Re: Printing hash key shows obscure values - can this be trimmed/removed?
by Corion (Patriarch) on Apr 28, 2015 at 11:08 UTC

    Please help us help you better and show representative input data.

    Also note that one of the two lines here makes no sense, because they both define a variable @RecLine:

    my @RecLine=split (/;/) ; my @RecLine=split ('\t') ;

    Also note that split uses a regular expression to split on, not a string.

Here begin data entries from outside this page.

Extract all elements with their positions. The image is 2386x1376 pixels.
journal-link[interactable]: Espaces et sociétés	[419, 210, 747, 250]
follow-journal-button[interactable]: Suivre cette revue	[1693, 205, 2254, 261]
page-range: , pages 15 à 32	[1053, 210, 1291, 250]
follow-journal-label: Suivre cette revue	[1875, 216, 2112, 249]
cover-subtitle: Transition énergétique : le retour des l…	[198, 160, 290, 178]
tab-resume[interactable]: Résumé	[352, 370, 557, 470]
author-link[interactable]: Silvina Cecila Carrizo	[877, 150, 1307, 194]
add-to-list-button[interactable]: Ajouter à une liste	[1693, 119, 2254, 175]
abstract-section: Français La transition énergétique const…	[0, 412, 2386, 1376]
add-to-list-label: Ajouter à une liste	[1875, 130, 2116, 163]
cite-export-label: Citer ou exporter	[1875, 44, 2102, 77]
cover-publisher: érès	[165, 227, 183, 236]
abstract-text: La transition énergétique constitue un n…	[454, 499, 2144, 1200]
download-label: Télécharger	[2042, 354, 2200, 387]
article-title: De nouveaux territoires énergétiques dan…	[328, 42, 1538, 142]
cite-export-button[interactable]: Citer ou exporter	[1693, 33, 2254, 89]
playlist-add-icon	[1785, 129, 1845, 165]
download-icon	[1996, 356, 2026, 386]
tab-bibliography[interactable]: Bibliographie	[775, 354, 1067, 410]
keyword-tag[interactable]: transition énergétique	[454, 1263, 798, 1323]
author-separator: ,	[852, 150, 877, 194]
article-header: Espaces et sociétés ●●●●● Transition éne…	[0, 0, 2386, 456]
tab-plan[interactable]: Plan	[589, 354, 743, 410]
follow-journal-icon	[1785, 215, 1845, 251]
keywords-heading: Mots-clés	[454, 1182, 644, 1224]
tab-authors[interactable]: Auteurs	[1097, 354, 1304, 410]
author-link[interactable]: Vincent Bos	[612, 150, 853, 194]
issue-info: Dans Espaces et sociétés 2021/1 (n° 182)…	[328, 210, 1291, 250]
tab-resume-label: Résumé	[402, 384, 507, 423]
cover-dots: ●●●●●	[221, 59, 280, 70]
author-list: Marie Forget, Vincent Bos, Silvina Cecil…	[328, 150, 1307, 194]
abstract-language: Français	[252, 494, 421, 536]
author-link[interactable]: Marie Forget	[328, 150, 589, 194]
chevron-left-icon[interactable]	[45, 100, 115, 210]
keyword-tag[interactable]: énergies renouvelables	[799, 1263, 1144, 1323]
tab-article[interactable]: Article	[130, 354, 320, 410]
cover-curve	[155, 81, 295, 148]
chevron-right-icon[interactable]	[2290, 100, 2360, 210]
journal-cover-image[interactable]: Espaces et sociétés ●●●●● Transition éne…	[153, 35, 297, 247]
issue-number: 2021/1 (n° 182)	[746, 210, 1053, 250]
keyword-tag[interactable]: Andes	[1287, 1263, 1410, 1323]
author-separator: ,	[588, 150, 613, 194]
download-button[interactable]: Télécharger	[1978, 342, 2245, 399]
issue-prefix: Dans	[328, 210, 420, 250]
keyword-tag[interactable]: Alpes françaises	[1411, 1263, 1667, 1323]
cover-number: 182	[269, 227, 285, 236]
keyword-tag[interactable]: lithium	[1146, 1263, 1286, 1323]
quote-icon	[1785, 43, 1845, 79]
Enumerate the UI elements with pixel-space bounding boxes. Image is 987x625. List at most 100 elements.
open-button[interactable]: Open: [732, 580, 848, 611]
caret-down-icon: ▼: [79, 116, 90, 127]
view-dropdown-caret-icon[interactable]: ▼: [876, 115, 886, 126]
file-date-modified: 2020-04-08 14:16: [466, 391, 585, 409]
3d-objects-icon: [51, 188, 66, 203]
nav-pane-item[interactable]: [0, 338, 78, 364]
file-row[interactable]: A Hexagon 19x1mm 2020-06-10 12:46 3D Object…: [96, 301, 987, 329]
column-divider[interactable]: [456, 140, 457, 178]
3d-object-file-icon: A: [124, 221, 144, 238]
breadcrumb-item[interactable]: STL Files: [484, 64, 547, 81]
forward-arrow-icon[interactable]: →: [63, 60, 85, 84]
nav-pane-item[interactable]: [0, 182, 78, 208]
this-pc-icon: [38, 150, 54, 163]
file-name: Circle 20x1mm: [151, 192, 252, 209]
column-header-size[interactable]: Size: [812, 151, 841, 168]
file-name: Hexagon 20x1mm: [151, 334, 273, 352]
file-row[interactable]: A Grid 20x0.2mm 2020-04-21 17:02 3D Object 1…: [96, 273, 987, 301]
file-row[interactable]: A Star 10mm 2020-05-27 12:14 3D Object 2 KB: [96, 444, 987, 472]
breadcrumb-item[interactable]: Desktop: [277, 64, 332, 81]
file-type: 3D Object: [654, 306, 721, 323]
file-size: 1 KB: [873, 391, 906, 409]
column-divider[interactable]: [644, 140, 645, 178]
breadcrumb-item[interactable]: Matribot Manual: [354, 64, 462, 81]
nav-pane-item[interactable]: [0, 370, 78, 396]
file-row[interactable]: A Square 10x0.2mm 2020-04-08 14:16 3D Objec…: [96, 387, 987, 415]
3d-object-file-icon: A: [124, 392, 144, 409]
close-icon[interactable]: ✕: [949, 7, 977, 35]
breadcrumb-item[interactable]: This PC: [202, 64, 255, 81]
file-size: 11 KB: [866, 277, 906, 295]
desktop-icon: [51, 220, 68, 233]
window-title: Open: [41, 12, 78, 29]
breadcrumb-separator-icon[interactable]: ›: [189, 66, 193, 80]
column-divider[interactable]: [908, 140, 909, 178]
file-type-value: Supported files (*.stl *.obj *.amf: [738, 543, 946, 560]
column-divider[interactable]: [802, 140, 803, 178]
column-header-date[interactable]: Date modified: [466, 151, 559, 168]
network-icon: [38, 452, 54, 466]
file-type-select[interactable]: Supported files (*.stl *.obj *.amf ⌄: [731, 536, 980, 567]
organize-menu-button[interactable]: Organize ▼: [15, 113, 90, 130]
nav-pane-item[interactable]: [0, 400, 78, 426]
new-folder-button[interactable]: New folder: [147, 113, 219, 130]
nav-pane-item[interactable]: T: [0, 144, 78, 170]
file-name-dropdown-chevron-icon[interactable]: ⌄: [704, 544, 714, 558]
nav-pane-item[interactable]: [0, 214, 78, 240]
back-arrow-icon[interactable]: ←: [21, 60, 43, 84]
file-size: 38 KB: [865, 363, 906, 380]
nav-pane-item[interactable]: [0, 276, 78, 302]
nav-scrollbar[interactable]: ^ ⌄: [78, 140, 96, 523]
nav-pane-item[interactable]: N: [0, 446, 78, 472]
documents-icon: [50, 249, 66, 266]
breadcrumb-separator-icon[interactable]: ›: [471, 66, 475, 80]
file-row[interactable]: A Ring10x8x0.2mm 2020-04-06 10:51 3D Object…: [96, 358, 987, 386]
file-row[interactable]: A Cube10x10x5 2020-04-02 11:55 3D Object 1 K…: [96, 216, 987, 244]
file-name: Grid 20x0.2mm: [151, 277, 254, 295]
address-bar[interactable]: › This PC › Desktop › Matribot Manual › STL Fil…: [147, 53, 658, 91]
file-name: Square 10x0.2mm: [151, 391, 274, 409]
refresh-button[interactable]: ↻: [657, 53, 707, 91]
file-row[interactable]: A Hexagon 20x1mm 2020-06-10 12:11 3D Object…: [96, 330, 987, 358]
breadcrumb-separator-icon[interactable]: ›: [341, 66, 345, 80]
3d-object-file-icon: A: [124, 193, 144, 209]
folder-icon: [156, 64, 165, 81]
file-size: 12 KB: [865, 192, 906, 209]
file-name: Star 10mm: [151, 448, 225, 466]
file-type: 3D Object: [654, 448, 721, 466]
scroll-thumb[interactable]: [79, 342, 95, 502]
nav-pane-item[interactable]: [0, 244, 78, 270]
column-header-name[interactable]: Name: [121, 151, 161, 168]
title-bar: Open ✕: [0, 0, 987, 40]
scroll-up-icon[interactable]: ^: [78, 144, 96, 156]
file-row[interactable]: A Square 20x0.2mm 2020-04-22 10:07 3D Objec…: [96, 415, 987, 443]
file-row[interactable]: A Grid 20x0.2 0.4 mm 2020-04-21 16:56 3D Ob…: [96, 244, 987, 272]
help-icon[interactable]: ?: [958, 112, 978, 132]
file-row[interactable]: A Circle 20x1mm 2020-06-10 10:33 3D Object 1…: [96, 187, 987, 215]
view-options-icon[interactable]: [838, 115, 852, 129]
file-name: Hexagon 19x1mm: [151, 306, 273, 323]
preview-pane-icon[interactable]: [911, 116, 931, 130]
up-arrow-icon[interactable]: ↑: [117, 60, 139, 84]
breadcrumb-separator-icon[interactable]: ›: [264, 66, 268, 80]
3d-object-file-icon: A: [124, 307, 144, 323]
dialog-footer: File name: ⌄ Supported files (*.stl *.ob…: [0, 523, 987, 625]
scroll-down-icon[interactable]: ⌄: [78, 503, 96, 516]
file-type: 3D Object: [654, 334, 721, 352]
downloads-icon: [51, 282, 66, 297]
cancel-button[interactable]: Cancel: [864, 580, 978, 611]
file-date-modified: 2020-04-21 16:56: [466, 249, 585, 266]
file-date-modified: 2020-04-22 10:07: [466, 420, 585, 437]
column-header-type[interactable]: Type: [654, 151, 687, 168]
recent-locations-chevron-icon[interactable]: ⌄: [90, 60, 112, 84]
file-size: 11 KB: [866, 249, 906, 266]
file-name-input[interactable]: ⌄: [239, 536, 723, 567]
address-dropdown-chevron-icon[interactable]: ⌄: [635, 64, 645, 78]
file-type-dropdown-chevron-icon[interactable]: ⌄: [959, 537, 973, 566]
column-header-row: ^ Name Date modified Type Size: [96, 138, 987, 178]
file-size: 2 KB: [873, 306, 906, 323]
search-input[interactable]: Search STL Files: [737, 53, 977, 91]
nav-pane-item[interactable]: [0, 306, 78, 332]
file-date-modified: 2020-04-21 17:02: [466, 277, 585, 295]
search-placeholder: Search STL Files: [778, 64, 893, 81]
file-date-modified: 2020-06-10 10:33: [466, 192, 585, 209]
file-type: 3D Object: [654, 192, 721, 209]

    Your code, as shown will never produce any output because you never call Read_File.

      I've commented out
      # my @RecLine=split (/;/) ; my @RecLine=split ('\t') ;
      Here's the rest of the code:
      my $Key=$NR ; my $Cmp=$CHARGE ; my $Key2=$INVOICE_TXT; sub Read_File { my $FILE = shift ; open (my $fh, "<", $FILE) || die "$!" ; my %hRec ; while (<$fh>) { chomp; #my @RecLine=split (/;/) ; my @RecLine=split ('\t') ; $CmpKey=$RecLine[$Key] ; $CmpKey2=$RecLine[$Key2] ; $CmpValue=$RecLine[$Cmp] ; $hRec{$CmpKey,";",$CmpKey2}=$CmpValue; } return (%hRec) ; } my %hBase=Read_File($ARGV[0]) ; my %hPost=Read_File($ARGV[1]) ; my $FILE_DATE=`date "+%Y%M%d_%H%M_%S"` ; chomp ($FILE_DATE) ; my $OUT_FILE="/tmp/CMP_OUT_$FILE_DATE.txt" ; open ( OFILE, "> $OUT_FILE" ) or die "FATAL ERROR! Unable to write fil +e(!)\n" ; ## Debug ## #chomp($key); #foreach my $key (sort {$a<=>$b} keys %hBase) { print "$key -> $hBase +{$key}\n"; } #foreach my $key (sort {$a<=>$b} keys %hPost) { print "$key -> $hPost +{$key}\n"; } foreach my $key (sort {$a<=>$b} keys %hPost) { $count=$count+1 ; if ($hBase{$key} ne $hPost{$key}) { #my $out_counter = "\n##Comparing _$ARGV[0] vs. $ARGV[1]_ differ +ences(!) in record: $count##\n" ; my ($recnos, $vINVOICE_TXT) = split (';', $key) ; chop ($recnos) ; $vINVOICE_TXT=~s!^.!!; my $vInv= "\"$vINVOICE_TXT\"" ; my $Rec=`egrep ^$recnos"\t"\$recnos.*$vInv $ARGV[0]` ; my $out_baseline = "\n$ARGV[0]:\n$HEADER\n$Rec" ; my $Rec=`egrep ^$recnos"\t"\$recnos.*$vInv $ARGV[1]` ; my $out_compare="\n$ARGV[1]:\n$HEADER\n$Rec" ; my $out_result="\n$ARGV[0] [$key -> $hBase{$key}] do not match(! +) with $ARGV[1] [$key -> $hPost{$key}] in record: $count\n" ; print OFILE "$out_result $out_baseline $out_compare " ; print "$out_result $out_baseline $out_compare " ; } } close ( $FILE ) ; close ( OFILE ) ;
      Note that I've added bits to trim off the obscure values:
      my ($recnos, $vINVOICE_TXT) = split (';', $key) ; chop ($recnos) ; $vINVOICE_TXT=~s!^.!!; my $vInv= "\"$vINVOICE_TXT\"" ;
      Am hoping to find a better way... Second to that, I used UNIX 'egrep' to extract the record. Am hoping to find a better way using perl code. Thanks

      Test data (input file):

      1 1 11412 00353xxxxxxxxx 100 1017 00353xxxxxxxxx Voice - Na +t Free Call FREE::VOICE 01-DEC-11 20-NOV-11 600 0 0 + 0 0 0 0 0 0 0,[ ],[ ],[ ]|0,[ ],[ ],[ ]|0,[ ],[ +],[ ] Non-FU 0 National and International Voice Calls
      It's tab delimited. Hence I'm just looking to extract the 1st, 15th and 26th fields. 2 files will be read. 1st & 26th field will be my key. Field 15th is the value I'm comparing against the 2 fields. Any differences will be reported.